New Zealand is renowned for having one of the most dramatic and diverse landscapes of anywhere in the world. It is without question, that one of the best ways to travel and take in this grandeur, is by air.
So, you’ve made the decision to avoid the long winding roads and explore the vast blue yonder – next step is to determine the mode of transport, fixed wing or helicopter? Surprisingly, this is one of the most common questions we are faced with in the scenic flight industry. In fact, some guests don’t understand the difference and many just assume that a helicopter is the only way!
In the pioneering days of aviation there was no such choice, and to fly fixed wing was considered glamourous. In modern times however, helicopter's have stolen the limelight, being perceived as the superior way to explore God's own. But is that actually the truth? Here is a pilots account of what to expect from both.
* Affordable. Compared with a helicopter you can expect to pay half the ticket price on a scenic flight.

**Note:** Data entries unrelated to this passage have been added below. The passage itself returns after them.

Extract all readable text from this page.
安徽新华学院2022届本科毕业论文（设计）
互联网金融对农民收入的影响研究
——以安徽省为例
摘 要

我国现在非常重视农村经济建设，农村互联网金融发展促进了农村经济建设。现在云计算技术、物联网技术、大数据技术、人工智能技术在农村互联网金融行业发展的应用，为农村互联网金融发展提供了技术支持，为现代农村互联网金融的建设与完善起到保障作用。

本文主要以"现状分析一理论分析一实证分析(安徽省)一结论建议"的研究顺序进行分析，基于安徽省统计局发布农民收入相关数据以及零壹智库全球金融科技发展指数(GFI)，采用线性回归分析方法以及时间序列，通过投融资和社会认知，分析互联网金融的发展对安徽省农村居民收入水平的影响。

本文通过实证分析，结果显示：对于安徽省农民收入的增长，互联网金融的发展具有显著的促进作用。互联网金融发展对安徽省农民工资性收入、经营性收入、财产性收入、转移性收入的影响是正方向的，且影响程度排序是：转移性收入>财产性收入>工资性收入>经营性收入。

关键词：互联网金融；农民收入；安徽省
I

* Speed, height & endurance. Fixed wing is the faster means of transportation. They can generally fly higher, and further on less fuel. When it comes to a scenic flight this is advantageous - for the same duration flight you get to see more countryside. A practical example of this when flying to Milford Sound on a fixed wing is they have the endurance to fly to the Sutherland Falls (580m tall), the most spectacular in New Zealand. Another benefit occurs on windy days (since New Zealand lies in the ‘Roaring Forties’ we can’t escape it!). The major mountain ranges such as the Southern Alps, create mechanical turbulence. Often this can be avoided above heights of 9000ft (2.7km), but helicopters rarely fly at these altitudes.
* Smoothness. Helicopters have far more moving parts than fixed wing aircraft so typically vibrate more than fixed wing.
* Linear motion. The uniform flight paths of a fixed wing are more relatable to other forms of transport such as driving a motor vehicle. For those that get motion sick this typically means less chance of feeling queasy.
* Visibility. Most fixed wings are configured to have all passengers on window seats, whereas in many helicopters there are typically a bench style seat where two passengers are located centrally.
* Weight. We are all aware that average passenger weights are growing with time, in fact statistics taken from general aviation show an average weight increase from 77kg to 83kg/adult. Both fixed wing and helicopters are sensitive to the distribution of mass, so be aware that the chances of sitting in the front seat of a helicopter are less for those above average weight. Fixed wing is the opposite where heavier passengers are typically preferred toward the front of the aircraft.
* Flight time. Helicopters, with their high operating costs, will often keep flight times to a minimum, whereas most scenic fixed wing aircraft, with their lower operating costs, may offer longer flight times. An example of this is a Milford Sound Fly/Cruise/Fly from Queenstown - a helicopter may do this return flight in under an hour, while a fixed wing aircraft may fly further and complete this flight in 1hr10mins.
* Three dimensional. Whether it be landing on a glacier or by a secluded alpine lake, heli-skiing, heli-biking, hunting or fishing, there is no question that helicopters have opened new opportunity in adventure tourism.
* Glamour. When Tom Cruise is on a film job in Milford Sound, he doesn't fly by fixed wing! In other words, celebrities have made flying in a helicopter fashionable because they can afford this luxury.
* Weather & turbulence. With a helicopters ability to hover, their pilots are under far less time pressure to asses adverse weather compared to fixed wing. Slower penetration through turbulence will also reduce the harshness of the bump too. As a result, helicopters will often be out flying when fixed wings are grounded.
* Visibility. One can't argue that the visibility from the bubble canopy of a helicopter front row is as good as it gets.
* Technology. The advancements in rotary technology has been dramatic ever since Sikorsky first developed the design in the late 1930's. One of the major challenges has been trying to overcome excess noise and vibration generated by rotational forces. Thanks to some clever modern-day technology, such as ‘Active Vibration Control Systems’ (AVCS) found in the Airbus H130 helicopter, vibration is quickly becoming an issue of the past. Many of the premium operators will also offer Active Noise Reduction (ANR) headsets by Bose to help minimise background noise, clarifying the sounds you wish to hear such as the pilot commentary.
Once you've made the decision on the mode of transport, do your own research into the operator and make sure they hold a 100% safety record. Although all must abide by strict Civil Aviation laws, don't assume they're all at the same standard. As a simple rule of thumb, the more you are prepared to pay is a basic indicator into the quality of the company's equipment, pilot(s), and operational standard. Rest assured that going by air is statistically 19 times safer than travelling by motor vehicle, especially in New Zealand where winding roads and alpine conditions prevail.